Männer und Frauen älteren Semesters lassen sich auf 9000€ Bianchis lieber etwas die Stirn braun brutzeln, als einen Helm anzuziehen und brettern mit offnen Mündern und ungefüllten Radflaschen bei 32 Grad über den überfüllten Weg: Aero is everything – safety last. „Helme und Verpflegung gabs früher nur im Krieg und ich fahre so lange, bis mir schwindelig wird, das hat Jan Ullrich schließlich auch ab und zu im Training gemacht“.
Die Anzahl der Nicht-Athleten und damit auch eindeutig Nicht-Wegnuzutungsberechtigten auf der Straße steigt.
„Jetzt laufen die in 3er Reihe über die Straße und ich muss ausweichen…..EGOISTEN!“ hallt es auf der einen Seite. „Jetzt fahren die hier so schnell an uns vorbei, wenn uns da einer anfährt…..EGOISTEN!“ hallt es auf der Anderen.

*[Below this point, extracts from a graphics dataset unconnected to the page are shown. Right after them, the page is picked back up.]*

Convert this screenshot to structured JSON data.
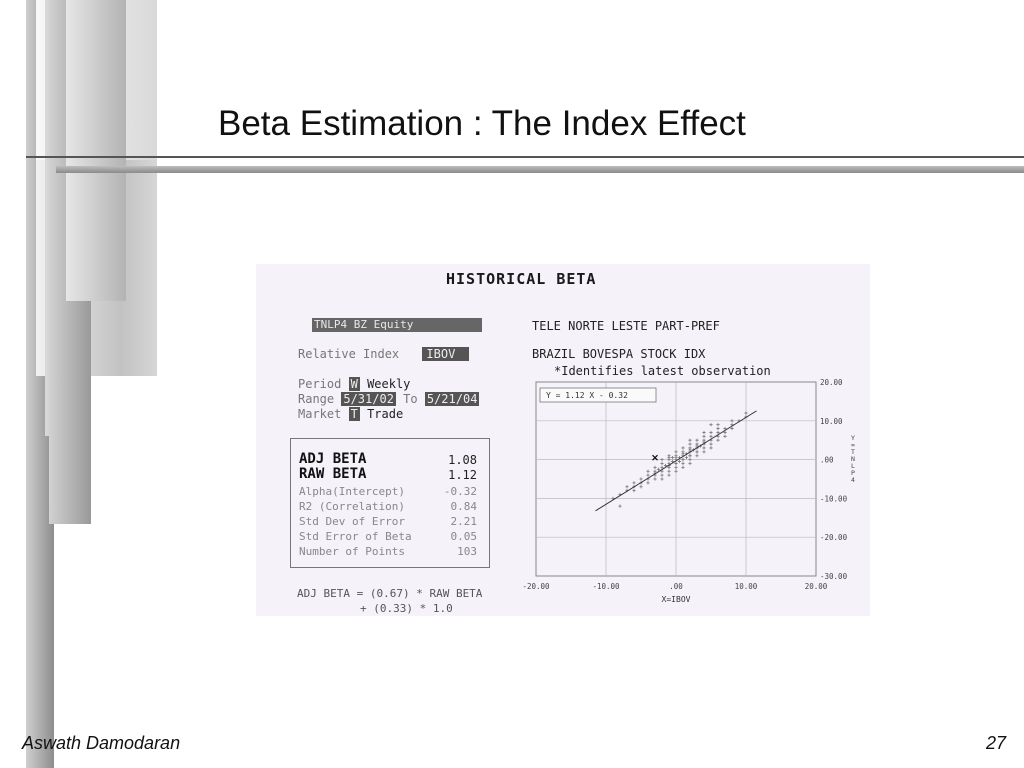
{
  "slide": {
    "title": "Beta Estimation : The Index Effect",
    "author": "Aswath Damodaran",
    "page_number": "27"
  },
  "terminal": {
    "header": "HISTORICAL BETA",
    "ticker": "TNLP4   BZ Equity",
    "security_name": "TELE NORTE LESTE PART-PREF",
    "relative_index_label": "Relative Index",
    "relative_index_value": "IBOV",
    "index_name": "BRAZIL BOVESPA STOCK IDX",
    "latest_obs_note": "*Identifies latest observation",
    "period_label": "Period",
    "period_code": "W",
    "period_value": "Weekly",
    "range_label": "Range",
    "range_start": "5/31/02",
    "range_to": "To",
    "range_end": "5/21/04",
    "market_label": "Market",
    "market_code": "T",
    "market_value": "Trade",
    "stats": [
      {
        "label": "ADJ BETA",
        "value": "1.08"
      },
      {
        "label": "RAW BETA",
        "value": "1.12"
      },
      {
        "label": "Alpha(Intercept)",
        "value": "-0.32"
      },
      {
        "label": "R2 (Correlation)",
        "value": "0.84"
      },
      {
        "label": "Std Dev of Error",
        "value": "2.21"
      },
      {
        "label": "Std Error of Beta",
        "value": "0.05"
      },
      {
        "label": "Number of Points",
        "value": "103"
      }
    ],
    "formula_line1": "ADJ BETA = (0.67) * RAW BETA",
    "formula_line2": "+ (0.33) * 1.0"
  },
  "chart_data": {
    "type": "scatter",
    "equation_label": "Y =  1.12 X -   0.32",
    "xlabel": "X=IBOV",
    "ylabel": "Y=TNLP4",
    "xlim": [
      -20,
      20
    ],
    "ylim": [
      -30,
      20
    ],
    "x_ticks": [
      "-20.00",
      "-10.00",
      ".00",
      "10.00",
      "20.00"
    ],
    "y_ticks": [
      "20.00",
      "10.00",
      ".00",
      "-10.00",
      "-20.00",
      "-30.00"
    ],
    "grid": true,
    "regression": {
      "slope": 1.12,
      "intercept": -0.32
    },
    "points": [
      [
        -9,
        -10
      ],
      [
        -8,
        -9
      ],
      [
        -7,
        -8
      ],
      [
        -7,
        -7
      ],
      [
        -6,
        -7
      ],
      [
        -6,
        -6
      ],
      [
        -5,
        -6
      ],
      [
        -5,
        -5
      ],
      [
        -5,
        -7
      ],
      [
        -4,
        -5
      ],
      [
        -4,
        -4
      ],
      [
        -4,
        -6
      ],
      [
        -3,
        -4
      ],
      [
        -3,
        -3
      ],
      [
        -3,
        -5
      ],
      [
        -3,
        -2
      ],
      [
        -2,
        -3
      ],
      [
        -2,
        -2
      ],
      [
        -2,
        -4
      ],
      [
        -2,
        -1
      ],
      [
        -2,
        -5
      ],
      [
        -1,
        -2
      ],
      [
        -1,
        -1
      ],
      [
        -1,
        -3
      ],
      [
        -1,
        0
      ],
      [
        -1,
        -4
      ],
      [
        -1,
        1
      ],
      [
        0,
        -1
      ],
      [
        0,
        0
      ],
      [
        0,
        1
      ],
      [
        0,
        -2
      ],
      [
        0,
        2
      ],
      [
        0,
        -3
      ],
      [
        0,
        -1
      ],
      [
        1,
        0
      ],
      [
        1,
        1
      ],
      [
        1,
        2
      ],
      [
        1,
        -1
      ],
      [
        1,
        3
      ],
      [
        1,
        0
      ],
      [
        1,
        -2
      ],
      [
        2,
        1
      ],
      [
        2,
        2
      ],
      [
        2,
        3
      ],
      [
        2,
        0
      ],
      [
        2,
        4
      ],
      [
        2,
        1
      ],
      [
        2,
        -1
      ],
      [
        3,
        2
      ],
      [
        3,
        3
      ],
      [
        3,
        4
      ],
      [
        3,
        1
      ],
      [
        3,
        5
      ],
      [
        3,
        2
      ],
      [
        4,
        3
      ],
      [
        4,
        4
      ],
      [
        4,
        5
      ],
      [
        4,
        2
      ],
      [
        4,
        6
      ],
      [
        5,
        4
      ],
      [
        5,
        5
      ],
      [
        5,
        6
      ],
      [
        5,
        3
      ],
      [
        5,
        7
      ],
      [
        6,
        6
      ],
      [
        6,
        7
      ],
      [
        6,
        5
      ],
      [
        6,
        8
      ],
      [
        7,
        7
      ],
      [
        7,
        8
      ],
      [
        7,
        6
      ],
      [
        8,
        9
      ],
      [
        8,
        8
      ],
      [
        8,
        10
      ],
      [
        9,
        10
      ],
      [
        10,
        12
      ],
      [
        10,
        11
      ],
      [
        -1,
        0.5
      ],
      [
        0.5,
        -0.5
      ],
      [
        1.5,
        1.5
      ],
      [
        -0.5,
        -0.5
      ],
      [
        2.5,
        2.5
      ],
      [
        -1.5,
        -1.5
      ],
      [
        3.5,
        3.5
      ],
      [
        -2.5,
        -2.5
      ],
      [
        0.5,
        0.5
      ],
      [
        1.5,
        0.5
      ],
      [
        -0.5,
        0.5
      ],
      [
        2,
        2.5
      ],
      [
        -1,
        -1.5
      ],
      [
        3,
        3.5
      ],
      [
        -3,
        -3.5
      ],
      [
        4,
        4.5
      ],
      [
        0,
        0.5
      ],
      [
        1,
        1.5
      ],
      [
        -6,
        -8
      ],
      [
        6,
        9
      ],
      [
        -4,
        -3
      ],
      [
        4,
        7
      ],
      [
        -2,
        0
      ],
      [
        2,
        5
      ],
      [
        -8,
        -12
      ],
      [
        5,
        9
      ]
    ],
    "latest_point": [
      -3,
      0.5
    ]
  }
}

Der Weg ist eindeutig zu voll und bevor die Performance leidet, gehts ab auf die Landstraße nebenan.……Die Landstraße gehört aber nicht irgendwem! Nee nee, hier ist ja wohl klar, wer der Sheriff in Town ist: Alles ab 3,5 Tonnen und im Bestfall getönten Scheiben.
Sheriff: „Jetzt fahren die hier auf der Straße obwohl da ein Radweg ist!“
Vermeintlicher Bösewicht: „Muss der jetzt so nah an mir vorbei fahren?“
Währenddessen werden die Waffen gewählt:
Sheriff: Hupen / ausbremsen / mit Wasser aus der Scheibenwischanlage ansprühen. (Man würde es nicht für möglich halten, aber manche Autofahrer stellen eine von diesen Düsen tatsächlich auch gerne mal so ein, dass sie zur Seite sprühen).

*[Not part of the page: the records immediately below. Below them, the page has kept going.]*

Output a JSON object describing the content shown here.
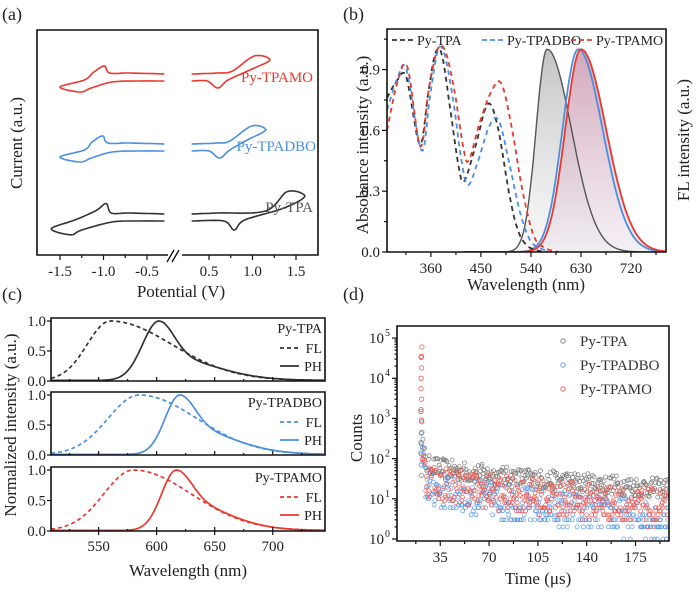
{
  "chart_data": [
    {
      "id": "a",
      "panel_label": "(a)",
      "type": "line",
      "title": "",
      "xlabel": "Potential (V)",
      "ylabel": "Current (a.u.)",
      "xlim": [
        -1.75,
        1.75
      ],
      "x_break": [
        -0.25,
        0.25
      ],
      "xticks": [
        -1.5,
        -1.0,
        -0.5,
        0.5,
        1.0,
        1.5
      ],
      "xtick_labels": [
        "-1.5",
        "-1.0",
        "-0.5",
        "0.5",
        "1.0",
        "1.5"
      ],
      "yticks": [],
      "grid": false,
      "series": [
        {
          "name": "Py-TPAMO",
          "color": "#e8392e",
          "offset": 2,
          "reduction": {
            "start": -1.5,
            "peak_c": -1.27,
            "peak_a": -0.99
          },
          "oxidation": {
            "peak_a": 1.02,
            "vertex": 1.2,
            "peak_c": 0.6
          }
        },
        {
          "name": "Py-TPADBO",
          "color": "#4a8fe0",
          "offset": 1,
          "reduction": {
            "start": -1.5,
            "peak_c": -1.27,
            "peak_a": -1.01
          },
          "oxidation": {
            "peak_a": 0.99,
            "vertex": 1.15,
            "peak_c": 0.62
          }
        },
        {
          "name": "Py-TPA",
          "color": "#333333",
          "offset": 0,
          "reduction": {
            "start": -1.6,
            "peak_c": -1.38,
            "peak_a": -0.97
          },
          "oxidation": {
            "peak_a": 1.4,
            "vertex": 1.6,
            "peak_c": 0.79
          }
        }
      ]
    },
    {
      "id": "b",
      "panel_label": "(b)",
      "type": "line",
      "title": "",
      "xlabel": "Wavelength (nm)",
      "ylabel": "Absobance intensity (a.u.)",
      "ylabel_right": "FL intensity (a.u.)",
      "xlim": [
        281,
        783
      ],
      "ylim": [
        0,
        1.1
      ],
      "xticks": [
        360,
        450,
        540,
        630,
        720
      ],
      "yticks": [
        0.0,
        0.3,
        0.6,
        0.9
      ],
      "ytick_labels": [
        "0.0",
        "0.3",
        "0.6",
        "0.9"
      ],
      "legend": "top",
      "grid": false,
      "absorbance": [
        {
          "name": "Py-TPA",
          "color": "#333333",
          "x": [
            281,
            300,
            316,
            340,
            355,
            368,
            380,
            395,
            410,
            420,
            440,
            462,
            480,
            500,
            515,
            530,
            548,
            570
          ],
          "y": [
            0.76,
            0.85,
            0.86,
            0.53,
            0.78,
            0.98,
            0.97,
            0.7,
            0.42,
            0.35,
            0.52,
            0.73,
            0.62,
            0.3,
            0.12,
            0.04,
            0.01,
            0.0
          ]
        },
        {
          "name": "Py-TPADBO",
          "color": "#4a8fe0",
          "x": [
            281,
            300,
            316,
            343,
            358,
            372,
            384,
            400,
            415,
            427,
            445,
            465,
            482,
            500,
            520,
            538,
            556,
            575
          ],
          "y": [
            0.7,
            0.86,
            0.9,
            0.5,
            0.76,
            0.99,
            0.98,
            0.75,
            0.45,
            0.33,
            0.45,
            0.62,
            0.65,
            0.45,
            0.2,
            0.06,
            0.02,
            0.0
          ]
        },
        {
          "name": "Py-TPAMO",
          "color": "#e8392e",
          "x": [
            281,
            300,
            318,
            341,
            356,
            372,
            386,
            402,
            418,
            428,
            448,
            470,
            487,
            505,
            525,
            545,
            565,
            590
          ],
          "y": [
            0.6,
            0.84,
            0.91,
            0.52,
            0.8,
            1.0,
            0.99,
            0.8,
            0.52,
            0.45,
            0.64,
            0.8,
            0.83,
            0.62,
            0.3,
            0.08,
            0.02,
            0.0
          ]
        }
      ],
      "fluorescence": [
        {
          "name": "Py-TPA",
          "color": "#555555",
          "fill": "#c9c9c9",
          "peak_nm": 569,
          "width_left": 28,
          "width_right": 62,
          "start_nm": 490
        },
        {
          "name": "Py-TPADBO",
          "color": "#4a8fe0",
          "fill": "#c9a9b9",
          "peak_nm": 625,
          "width_left": 40,
          "width_right": 62,
          "start_nm": 430
        },
        {
          "name": "Py-TPAMO",
          "color": "#e8392e",
          "fill": "#c9a9b9",
          "peak_nm": 630,
          "width_left": 40,
          "width_right": 64,
          "start_nm": 430
        }
      ]
    },
    {
      "id": "c",
      "panel_label": "(c)",
      "type": "line",
      "title": "",
      "xlabel": "Wavelength (nm)",
      "ylabel": "Normalized intensity (a.u.)",
      "xlim": [
        509,
        745
      ],
      "ylim": [
        0,
        1.05
      ],
      "xticks": [
        550,
        600,
        650,
        700
      ],
      "yticks": [
        0.0,
        0.5,
        1.0
      ],
      "ytick_labels": [
        "0.0",
        "0.5",
        "1.0"
      ],
      "subplots": [
        {
          "name": "Py-TPA",
          "color": "#333333",
          "fl_peak": 560,
          "fl_wl": 28,
          "fl_wr": 75,
          "ph_peak": 602,
          "ph_wl": 20,
          "ph_wr": 62,
          "ph_shoulder": 0.42,
          "legend": {
            "title": "Py-TPA",
            "fl": "FL",
            "ph": "PH"
          }
        },
        {
          "name": "Py-TPADBO",
          "color": "#4a8fe0",
          "fl_peak": 585,
          "fl_wl": 38,
          "fl_wr": 70,
          "ph_peak": 620,
          "ph_wl": 18,
          "ph_wr": 58,
          "ph_shoulder": 0.48,
          "legend": {
            "title": "Py-TPADBO",
            "fl": "FL",
            "ph": "PH"
          }
        },
        {
          "name": "Py-TPAMO",
          "color": "#e8392e",
          "fl_peak": 580,
          "fl_wl": 36,
          "fl_wr": 70,
          "ph_peak": 617,
          "ph_wl": 18,
          "ph_wr": 55,
          "ph_shoulder": 0.52,
          "legend": {
            "title": "Py-TPAMO",
            "fl": "FL",
            "ph": "PH"
          }
        }
      ]
    },
    {
      "id": "d",
      "panel_label": "(d)",
      "type": "scatter",
      "title": "",
      "xlabel": "Time (μs)",
      "ylabel": "Counts",
      "xscale": "linear",
      "yscale": "log",
      "xlim": [
        4,
        199
      ],
      "ylim_log10": [
        -0.05,
        5.3
      ],
      "xticks": [
        35,
        70,
        105,
        140,
        175
      ],
      "yticks_log10": [
        0,
        1,
        2,
        3,
        4,
        5
      ],
      "ytick_labels": [
        "10",
        "10",
        "10",
        "10",
        "10",
        "10"
      ],
      "ytick_exponents": [
        "0",
        "1",
        "2",
        "3",
        "4",
        "5"
      ],
      "legend": "top-right",
      "series": [
        {
          "name": "Py-TPA",
          "color": "#7a7a7a",
          "t0": 21.5,
          "peak": 1500,
          "tail_start": 85,
          "tail_end": 18,
          "noise": 0.25,
          "floor": 5
        },
        {
          "name": "Py-TPADBO",
          "color": "#5a9ae8",
          "t0": 21.5,
          "peak": 420,
          "tail_start": 28,
          "tail_end": 3,
          "noise": 0.45,
          "floor": 1
        },
        {
          "name": "Py-TPAMO",
          "color": "#f05a50",
          "t0": 21.5,
          "peak": 60000,
          "peak2": 35000,
          "tail_start": 40,
          "tail_end": 6,
          "noise": 0.45,
          "floor": 1
        }
      ]
    }
  ]
}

Vermeintlicher Bösewicht: „An der nächsten Ampel aufs Autodach schlagen / Mittelfinger.
Alles im schlimmsten Fall lebensgefährlich und völlig bescheuert. Trotzdem tägliche Praxis. Lösungen sind schier undenkbar.
ABER was würde denn nun passieren, wenn plötzlich ALLE ein wenig mehr aufeinander achten würden. Der Radfahrer auf den Kinderwagen, der Kinderwagenschiebungsberechtigte auf den Radfahrer, der Läufer auf den Radfahrer und Achtung: Autofahrer auf Radfahrer UND Umgekehrt. Das wäre ungefähr so, als hätte man das Budget für den Film Waterworld damals richtig genutzt. Kaum vorstellbar, aber MÖGLICH.

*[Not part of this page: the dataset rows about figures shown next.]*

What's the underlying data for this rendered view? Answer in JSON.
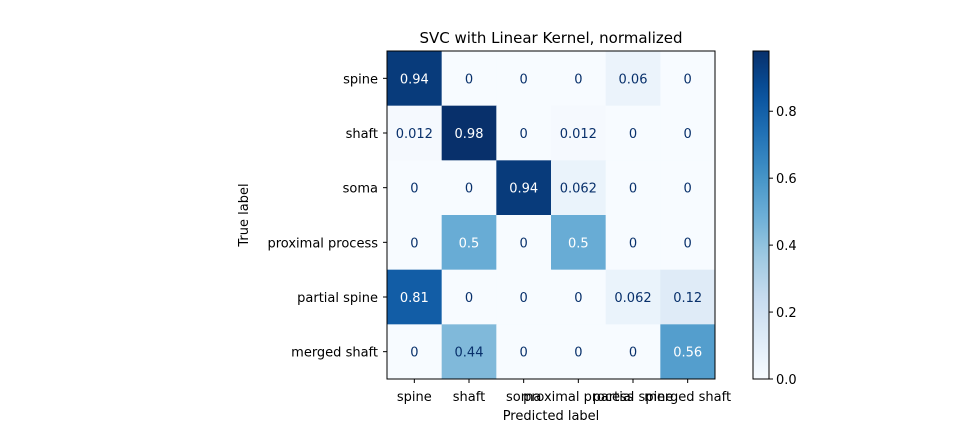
{
  "chart_data": {
    "type": "heatmap",
    "title": "SVC with Linear Kernel, normalized",
    "xlabel": "Predicted label",
    "ylabel": "True label",
    "x_categories": [
      "spine",
      "shaft",
      "soma",
      "proximal process",
      "partial spine",
      "merged shaft"
    ],
    "y_categories": [
      "spine",
      "shaft",
      "soma",
      "proximal process",
      "partial spine",
      "merged shaft"
    ],
    "values": [
      [
        0.94,
        0,
        0,
        0,
        0.06,
        0
      ],
      [
        0.012,
        0.98,
        0,
        0.012,
        0,
        0
      ],
      [
        0,
        0,
        0.94,
        0.062,
        0,
        0
      ],
      [
        0,
        0.5,
        0,
        0.5,
        0,
        0
      ],
      [
        0.81,
        0,
        0,
        0,
        0.062,
        0.12
      ],
      [
        0,
        0.44,
        0,
        0,
        0,
        0.56
      ]
    ],
    "value_labels": [
      [
        "0.94",
        "0",
        "0",
        "0",
        "0.06",
        "0"
      ],
      [
        "0.012",
        "0.98",
        "0",
        "0.012",
        "0",
        "0"
      ],
      [
        "0",
        "0",
        "0.94",
        "0.062",
        "0",
        "0"
      ],
      [
        "0",
        "0.5",
        "0",
        "0.5",
        "0",
        "0"
      ],
      [
        "0.81",
        "0",
        "0",
        "0",
        "0.062",
        "0.12"
      ],
      [
        "0",
        "0.44",
        "0",
        "0",
        "0",
        "0.56"
      ]
    ],
    "colormap": "Blues",
    "colorbar": {
      "range": [
        0,
        0.98
      ],
      "ticks": [
        0.0,
        0.2,
        0.4,
        0.6,
        0.8
      ],
      "tick_labels": [
        "0.0",
        "0.2",
        "0.4",
        "0.6",
        "0.8"
      ]
    },
    "grid": false
  }
}
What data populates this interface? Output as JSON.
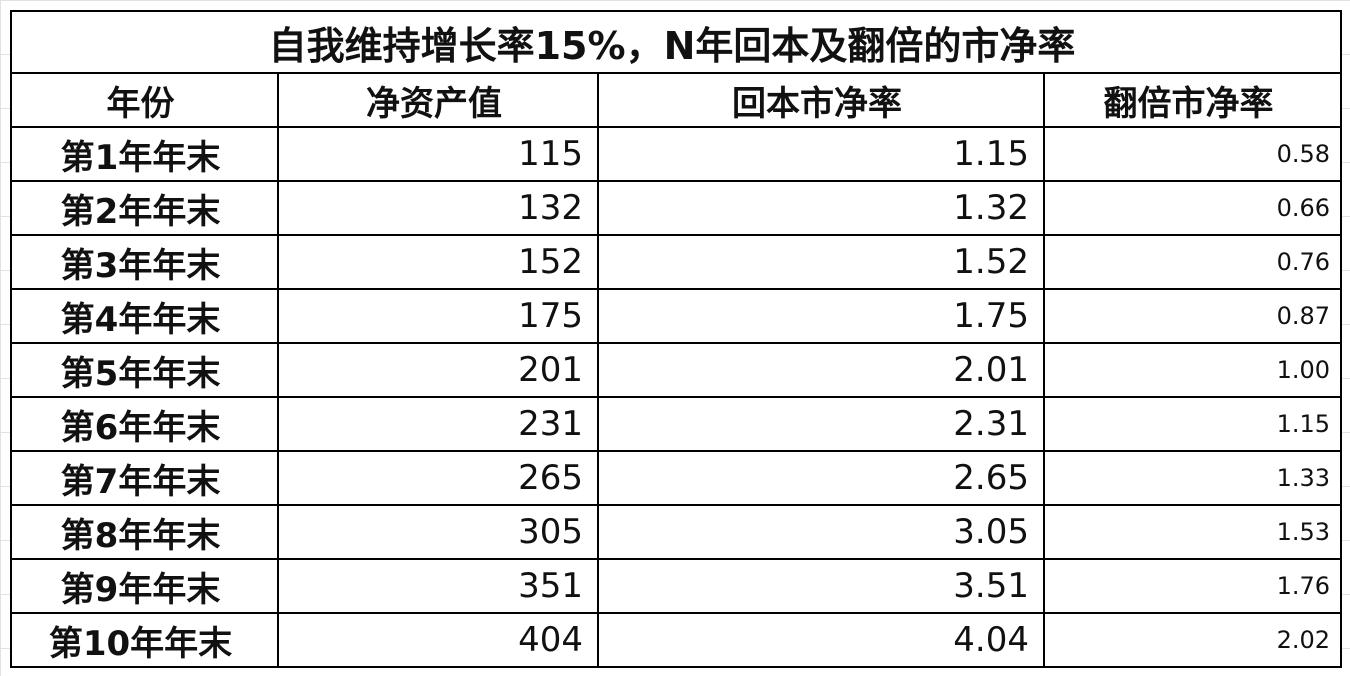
{
  "table": {
    "title": "自我维持增长率15%，N年回本及翻倍的市净率",
    "header": [
      "年份",
      "净资产值",
      "回本市净率",
      "翻倍市净率"
    ],
    "rows": [
      [
        "第1年年末",
        "115",
        "1.15",
        "0.58"
      ],
      [
        "第2年年末",
        "132",
        "1.32",
        "0.66"
      ],
      [
        "第3年年末",
        "152",
        "1.52",
        "0.76"
      ],
      [
        "第4年年末",
        "175",
        "1.75",
        "0.87"
      ],
      [
        "第5年年末",
        "201",
        "2.01",
        "1.00"
      ],
      [
        "第6年年末",
        "231",
        "2.31",
        "1.15"
      ],
      [
        "第7年年末",
        "265",
        "2.65",
        "1.33"
      ],
      [
        "第8年年末",
        "305",
        "3.05",
        "1.53"
      ],
      [
        "第9年年末",
        "351",
        "3.51",
        "1.76"
      ],
      [
        "第10年年末",
        "404",
        "4.04",
        "2.02"
      ]
    ]
  }
}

Be more kind….das gilt für alle. Und eigentlich auch schon immer.
Ich brülle keine Spaziergänger oder Kinder an. Ich mache mit dem Rad auf mich aufmerksam und wenn ich mal 3 Sekunden bremsen muss…Herrgott, dann mache ich das gern.
Ich fahre weder mit dem Rad noch mit dem Auto über rote Ampeln. Ich zeige in Zukunft keinem Autofahrer mehr den Mittelfinger (guilty), auch nicht in wirklich bescheuerten Situationen. Im Gegenzug überhole ich Radfahrer (schon immer) entweder garnicht oder nur wenn ganz viel Platz ist und man den nötigen Abstand einhalten kann. Es ist #nichtimmereasy aber ich hoffe, ich schaffe eine Quote von min. 90%. Und ihr so?